Karena keteguhan hatinya, Sang Mahātman, yang kemegahan mata dan wajahnya meningkat karena luapan kegembiraannya, berbicara demikian kepada para Yakṣa, menunjukkan tubuhnya kepada mereka:

(25)
“Jika daging dan darah ini, yang aku tanggung hanya untuk kebaikan makhluk hidup sekarang dibuang dengan tujuan untuk menjamu para tamu, aku akan menganggap ini sebagai keberuntungan bagi diriku sendiri dengan konsekuensi yang besar.

Para Yakṣa, meskipun mengetahui tekad sang raja, tidak dapat mempercayainya, karena begitu luar biasa bagi mereka. Mereka pun berkata kepadanya:

(26)
“Setelah pengemis mengungkapkan penderitaannya dengan permintaan yang buruk, sejak saat itu hanya si pemberi yang tahu apa yang harus dilakukan dalam kasus ini.”

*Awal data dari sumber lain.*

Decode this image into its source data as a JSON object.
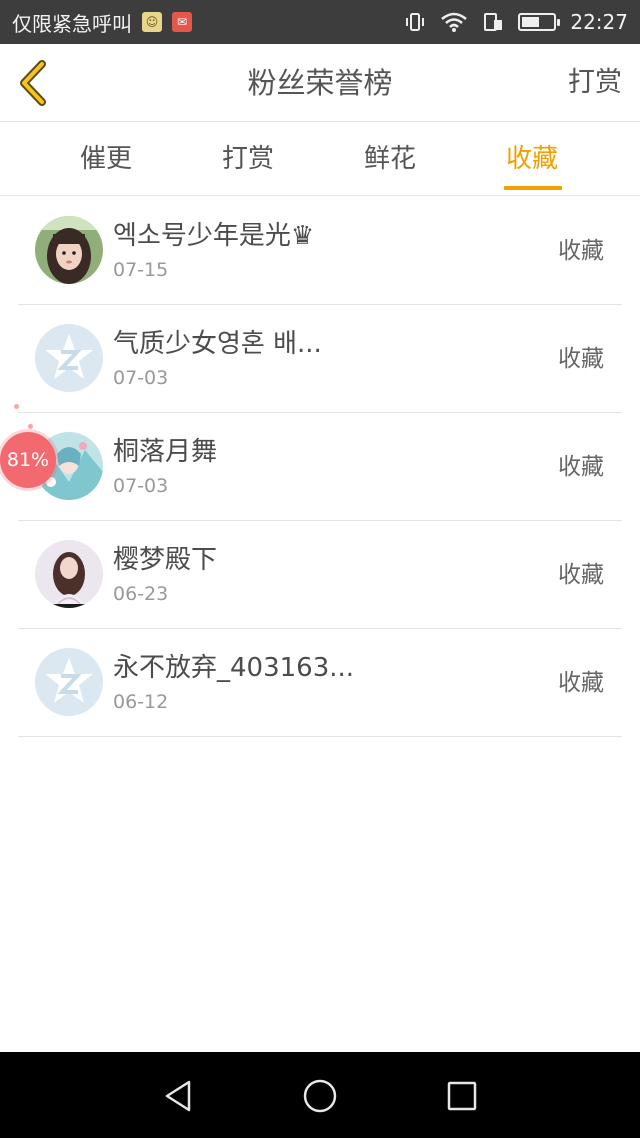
{
  "status_bar": {
    "carrier": "仅限紧急呼叫",
    "time": "22:27",
    "battery_level": 0.55,
    "notification_icons": [
      "chat-icon",
      "mail-icon"
    ],
    "system_icons": [
      "vibrate-icon",
      "wifi-icon",
      "sim-icon",
      "battery-icon"
    ]
  },
  "header": {
    "title": "粉丝荣誉榜",
    "action_label": "打赏",
    "back_icon": "chevron-left-icon"
  },
  "tabs": [
    {
      "label": "催更",
      "active": false
    },
    {
      "label": "打赏",
      "active": false
    },
    {
      "label": "鲜花",
      "active": false
    },
    {
      "label": "收藏",
      "active": true
    }
  ],
  "list": [
    {
      "name": "엑소号少年是光♛",
      "date": "07-15",
      "action": "收藏",
      "avatar": "photo-avatar"
    },
    {
      "name": "气质少女영혼 배...",
      "date": "07-03",
      "action": "收藏",
      "avatar": "default-qq-avatar"
    },
    {
      "name": "桐落月舞",
      "date": "07-03",
      "action": "收藏",
      "avatar": "anime-avatar"
    },
    {
      "name": "樱梦殿下",
      "date": "06-23",
      "action": "收藏",
      "avatar": "photo-avatar"
    },
    {
      "name": "永不放弃_403163...",
      "date": "06-12",
      "action": "收藏",
      "avatar": "default-qq-avatar"
    }
  ],
  "floating_badge": {
    "text": "81%"
  },
  "colors": {
    "accent": "#f0a000",
    "status_bar_bg": "#3d3d3d",
    "badge": "#f26a70",
    "divider": "#e3e3e3"
  }
}
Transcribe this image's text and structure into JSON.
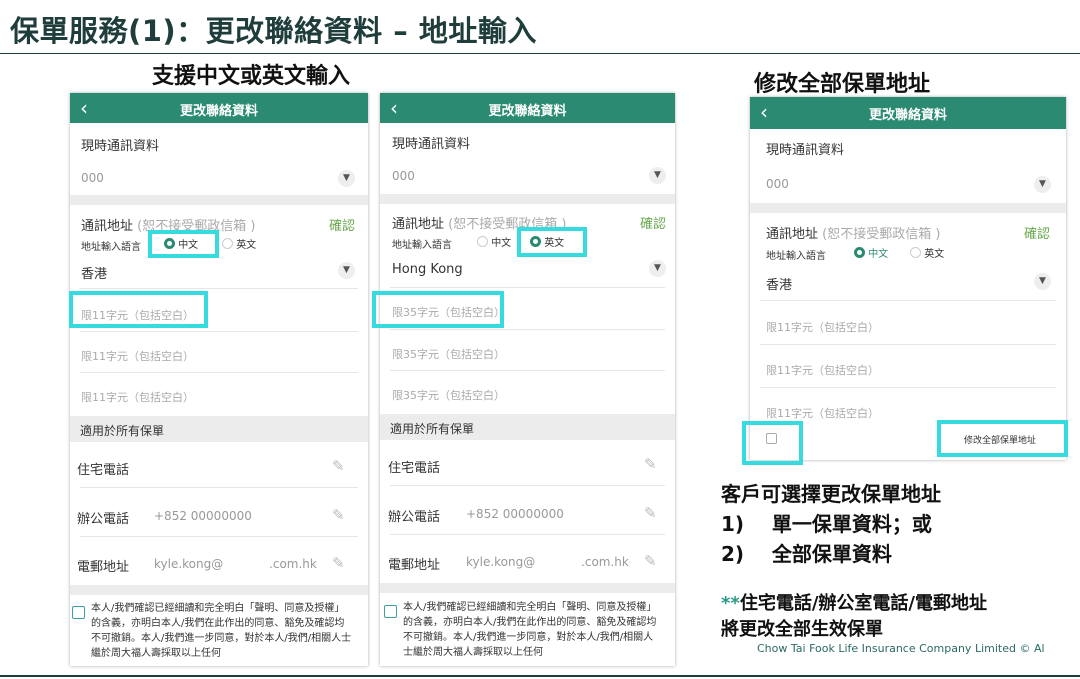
{
  "slide_title": "保單服務(1)：更改聯絡資料 – 地址輸入",
  "captions": {
    "left": "支援中文或英文輸入",
    "right": "修改全部保單地址"
  },
  "app": {
    "header_title": "更改聯絡資料",
    "back_icon": "chevron-left-icon",
    "current_info_label": "現時通訊資料",
    "current_info_value": "000",
    "address_label": "通訊地址",
    "address_note": "(恕不接受郵政信箱 )",
    "confirm": "確認",
    "lang_label": "地址輸入語言",
    "lang_zh": "中文",
    "lang_en": "英文",
    "region_zh": "香港",
    "region_en": "Hong Kong",
    "placeholder_zh": "限11字元（包括空白）",
    "placeholder_en": "限35字元（包括空白）",
    "section_all_policies": "適用於所有保單",
    "home_phone": "住宅電話",
    "office_phone": "辦公電話",
    "office_phone_value": "+852 00000000",
    "email_label": "電郵地址",
    "email_value_user": "kyle.kong@",
    "email_value_domain": ".com.hk",
    "consent_text": "本人/我們確認已經細讀和完全明白「聲明、同意及授權」的含義，亦明白本人/我們在此作出的同意、豁免及確認均不可撤銷。本人/我們進一步同意，對於本人/我們/相關人士繼於周大福人壽採取以上任何",
    "modify_all_label": "修改全部保單地址",
    "accent_color": "#2a8a72",
    "highlight_color": "#36dbe0"
  },
  "notes": {
    "line1": "客戶可選擇更改保單地址",
    "line2_num": "1)",
    "line2_text": "單一保單資料；或",
    "line3_num": "2)",
    "line3_text": "全部保單資料",
    "note_stars": "**",
    "note_line1": "住宅電話/辦公室電話/電郵地址",
    "note_line2": "將更改全部生效保單"
  },
  "copyright": "Chow Tai Fook Life Insurance Company Limited © Al"
}
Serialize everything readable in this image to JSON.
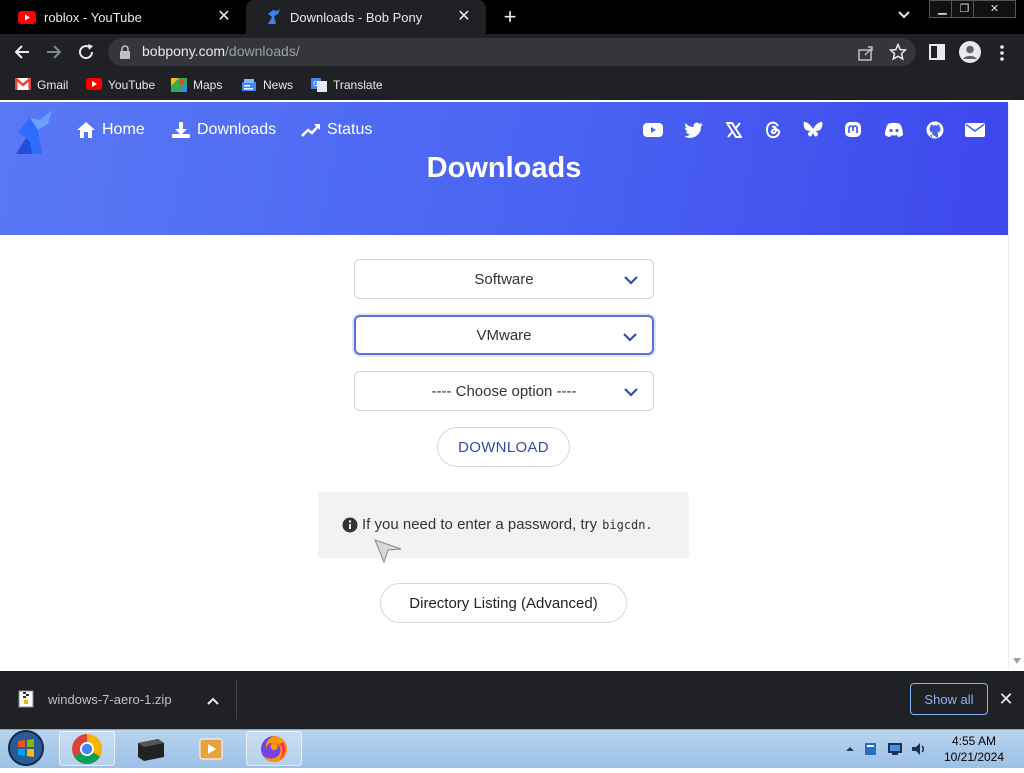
{
  "browser": {
    "tabs": [
      {
        "title": "roblox - YouTube",
        "icon": "youtube-icon"
      },
      {
        "title": "Downloads - Bob Pony",
        "icon": "bobpony-icon",
        "active": true
      }
    ],
    "url_host": "bobpony.com",
    "url_path": "/downloads/",
    "bookmarks": [
      {
        "label": "Gmail",
        "icon": "gmail-icon"
      },
      {
        "label": "YouTube",
        "icon": "youtube-icon"
      },
      {
        "label": "Maps",
        "icon": "maps-icon"
      },
      {
        "label": "News",
        "icon": "news-icon"
      },
      {
        "label": "Translate",
        "icon": "translate-icon"
      }
    ]
  },
  "site": {
    "nav": [
      {
        "label": "Home",
        "icon": "home-icon"
      },
      {
        "label": "Downloads",
        "icon": "download-icon"
      },
      {
        "label": "Status",
        "icon": "trending-up-icon"
      }
    ],
    "socials": [
      "youtube",
      "twitter",
      "x",
      "threads",
      "bluesky",
      "mastodon",
      "discord",
      "github",
      "email"
    ],
    "accent_color": "#4a63f2",
    "page_title": "Downloads"
  },
  "form": {
    "category_select": "Software",
    "product_select": "VMware",
    "version_select": "---- Choose option ----",
    "download_label": "DOWNLOAD",
    "notice_text": "If you need to enter a password, try",
    "notice_code": "bigcdn.",
    "directory_listing_label": "Directory Listing (Advanced)"
  },
  "download_shelf": {
    "file_name": "windows-7-aero-1.zip",
    "show_all_label": "Show all"
  },
  "taskbar": {
    "apps": [
      "chrome",
      "terminal",
      "media-player",
      "firefox"
    ],
    "time": "4:55 AM",
    "date": "10/21/2024"
  }
}
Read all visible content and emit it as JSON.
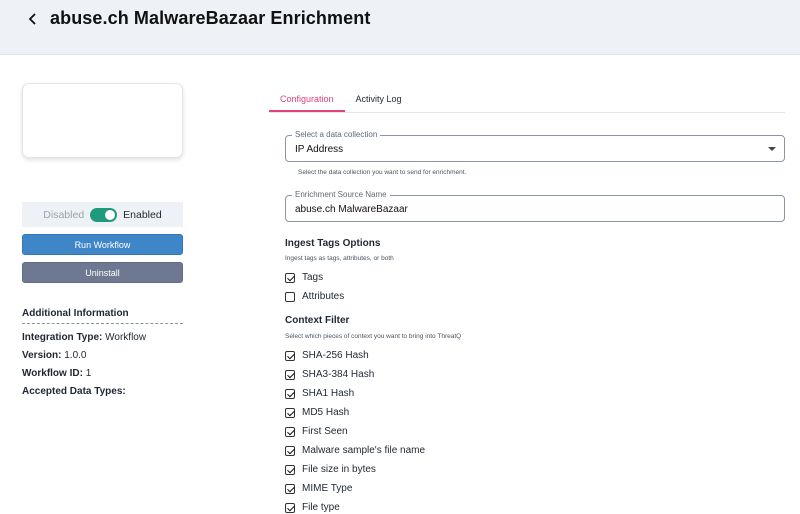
{
  "header": {
    "title": "abuse.ch MalwareBazaar Enrichment"
  },
  "sidebar": {
    "toggle": {
      "off_label": "Disabled",
      "on_label": "Enabled",
      "enabled": true
    },
    "run_button": "Run Workflow",
    "uninstall_button": "Uninstall",
    "info": {
      "title": "Additional Information",
      "integration_type_label": "Integration Type:",
      "integration_type": "Workflow",
      "version_label": "Version:",
      "version": "1.0.0",
      "workflow_id_label": "Workflow ID:",
      "workflow_id": "1",
      "accepted_label": "Accepted Data Types:"
    }
  },
  "tabs": [
    {
      "label": "Configuration",
      "active": true
    },
    {
      "label": "Activity Log",
      "active": false
    }
  ],
  "form": {
    "collection": {
      "legend": "Select a data collection",
      "value": "IP Address",
      "hint": "Select the data collection you want to send for enrichment."
    },
    "source": {
      "legend": "Enrichment Source Name",
      "value": "abuse.ch MalwareBazaar"
    },
    "ingest": {
      "title": "Ingest Tags Options",
      "hint": "Ingest tags as tags, attributes, or both",
      "options": [
        {
          "label": "Tags",
          "checked": true
        },
        {
          "label": "Attributes",
          "checked": false
        }
      ]
    },
    "context": {
      "title": "Context Filter",
      "hint": "Select which pieces of context you want to bring into ThreatQ",
      "options": [
        {
          "label": "SHA-256 Hash",
          "checked": true
        },
        {
          "label": "SHA3-384 Hash",
          "checked": true
        },
        {
          "label": "SHA1 Hash",
          "checked": true
        },
        {
          "label": "MD5 Hash",
          "checked": true
        },
        {
          "label": "First Seen",
          "checked": true
        },
        {
          "label": "Malware sample's file name",
          "checked": true
        },
        {
          "label": "File size in bytes",
          "checked": true
        },
        {
          "label": "MIME Type",
          "checked": true
        },
        {
          "label": "File type",
          "checked": true
        }
      ]
    }
  }
}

Raja, memahami bahwa mereka setuju, sangat bersukacita, dan memerintahkan para tabibnya untuk datang, untuk membuka urat nadinya. Sekarang para menteri kerajaan, memahami tekadnya untuk mempersembahkan daging dan darahnya sendiri, menjadi gelisah, jengkel, dan kebingungan. Didorong oleh perasaan cinta kasih, mereka berbicara dengan tegas dengan maksud ini: “Kami memohon agar Yang Mulia tidak berlebihan mencintai tindakan berdana sedemikian rupa sehingga mengabaikan konsekuensi dari tindakan Anda, entah itu baik atau buruk bagi para rakyat yang setia dan yakin kepadamu. Yang Mulia tidak dapat bersikap abai terhadap sifat makhluk-makhluk jahat ini.

(27)
Yang mulia tahu bahwa para Yaksa bersukacita atas apa pun yang menyebabkan kemalangan bagi rakyat-rakyatmu, wahai tuan yang termasyhur. Mereka merasa puas dengan penghidupan yang menyebabkan kerugian pada orang lain. Begitulah sifat dari golongan makhluk itu, tuan yang baik hati.

(28)
Engkau, Yang Mulia, tidak memedulikan kesenanganmu sendiri, menopang beban berat kerajaan secara khusus untuk kebahagiaan rakyat-rakyatmu. Oleh karena itu, berhentilah dari ketetapan hati untuk mempersembahkan daging dan darahmu ini; itu adalah tindakan yang salah.

(29)
Para Yakṣa ini tidak memiliki kekuasaan atas rakyat-rakyatmu, Yang Mulia, tidak diragukan lagi, selama kekuatanmu melindungi para rakyat. Terhalang oleh kepintaran mereka dalam membuat kerusakan, mereka mencari malapetaka penduduk negeri ini dengan cara yang cerdik.

(30)
Faktanya, para dewa senang dengan lemak, gajih, dan sejenisnya, dipersembahkan kepada mereka dalam api pengorbanan, dan para Yakṣa ini tidak dapat menyukai makanan Yang Mulia, yang sangat bagus dan murni, dipersiapkan dengan hati-hati!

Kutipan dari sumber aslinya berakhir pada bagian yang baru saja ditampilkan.